Interestingly, we found a negative correlation between the percentage of stimuli attended to and drift rate, but only in the Rotate condition. Our conjecture is that participants who explored a smaller proportion of the stimuli were more efficient at sampling the parts of stimuli that were most informative for formulating the fine-grained representations required to solve the task in this condition. The higher drift rate in the Rotate condition is in line with this explanation. However, in situations in which a coarser representation is sufficient, relating target objects to environmental cues is sufficient to solve the task. As already noted, older adults were more likely to look around more during encoding, which could be indicative of coarser spatial encoding. Adoption of such an encoding strategy would have enabled them to solve the Swap condition but not the Rotate; this interpretation is consistent with our diffusion-modelling results as the drift rates are around zero for older adults in the Rotate condition and are slightly higher in the Swap condition. Drift rates around zero imply that older participants are sampling from a largely uninformative representations in the Rotate condition, whilst the positive drift rates in the Swap condition are indicative of ability to extract some useful information from the comparison between the stored representation formed during encoding and test stimuli to detect if the spatial arrangement has changed. In addition, we also found that in younger participants gaze became more focused over the course of the experiment whilst in older adults gaze remained consistent throughout the experiment. We believe this adaptation of gaze behaviour in our young participants reflects their ability to improve their encoding strategy with practice.

Overall, our exploratory eye-tracking analyses suggest that spatial representations useful for the task presented here can be enhanced by adopting a visual-encoding strategy that involves focusing on the to-be-encoded objects. This interpretation is consistent with research showing that focal shifts of spatial selective attention to the memorised locations is associated with active maintenance of location-specific representations within visuo-spatial working memory (Awh, Jonides, & Reuter-Lorenz, 1998; Shimi & Scerif, 2017; Smyth & Scholey, 1994). Thus, by focusing on the to-be-remembered objects participants are more likely to maintain location-specific representations within their visuo-spatial working memory. This encoding behaviour is likely to contribute to the formation of a stronger long-term memory trace that participants can access at test (Ranganath, Cohen, & Brozinsky, 2005). Young participants were more likely to adopt this strategy during encoding, which could explain higher performance in our younger adults’ group. However, those interpretations would benefit from further investigation as the reported correlations were explorative in nature and yielded relatively small effects.

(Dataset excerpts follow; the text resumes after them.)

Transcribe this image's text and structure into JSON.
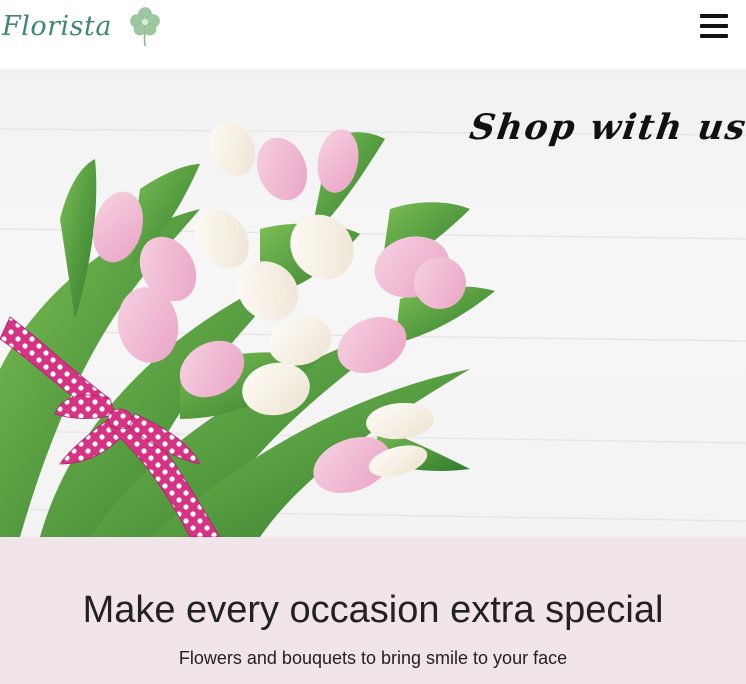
{
  "brand": {
    "name": "Florista",
    "logo_icon": "flower-icon",
    "logo_color": "#9fc8a1"
  },
  "navbar": {
    "menu_icon": "hamburger-menu-icon"
  },
  "hero": {
    "headline": "Shop with us",
    "image": "pink-and-white-tulip-bouquet-with-polka-dot-ribbon",
    "ribbon_color": "#d63384"
  },
  "tagline": {
    "title": "Make every occasion extra special",
    "subtitle": "Flowers and bouquets to bring smile to your face",
    "background": "#f1e5ea"
  },
  "colors": {
    "brand_text": "#3f8a6e",
    "tulip_pink": "#eeb6cf",
    "tulip_white": "#f6f0e6",
    "leaf_green": "#4f9a3c"
  }
}
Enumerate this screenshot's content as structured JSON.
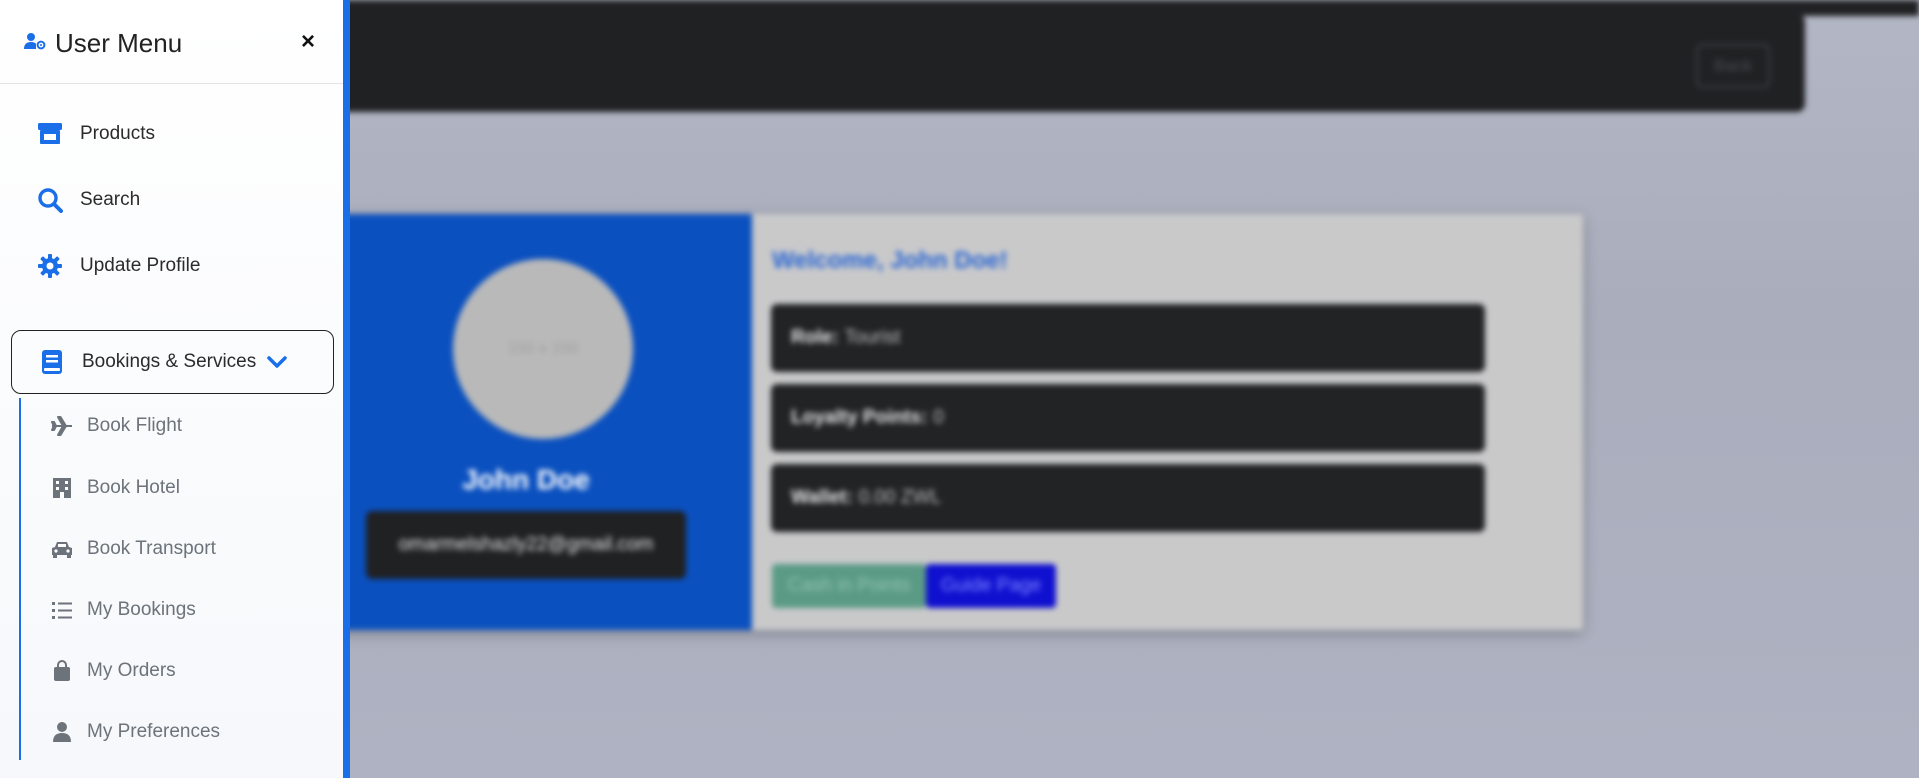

In summary, we have presented a novel task to investigate age-related differences in the ability to encode spatial relationships between objects and to recognize them across different viewpoints. As expected, we found that older adults performed worse than younger participants on the task, and overall participants found the condition that required more fine-grained spatial representations harder than the condition that could be solved using a coarser representation. We also found that older adults’ encoding strategies differed from those of younger participants. Moreover, the differences in encoding strategies identified via eye-movement behaviour were correlated with performance differences across different manipulations. This highlights the value of using eye movements to study tasks involving the memory of visual scenes. Our diffusion-modelling analysis shows that declines in spatial memory are likely to be driven by specific declines in spatial processing rather than general age-related declines in cognition, whilst also highlighting that an age-related shift towards a more conservative response strategy appears to extend across a wide range of cognitive tasks.

Open practices statement

The datasets generated during and/or analysed during the current study are available in the Open Science Framework repository, This experiment was not preregistered.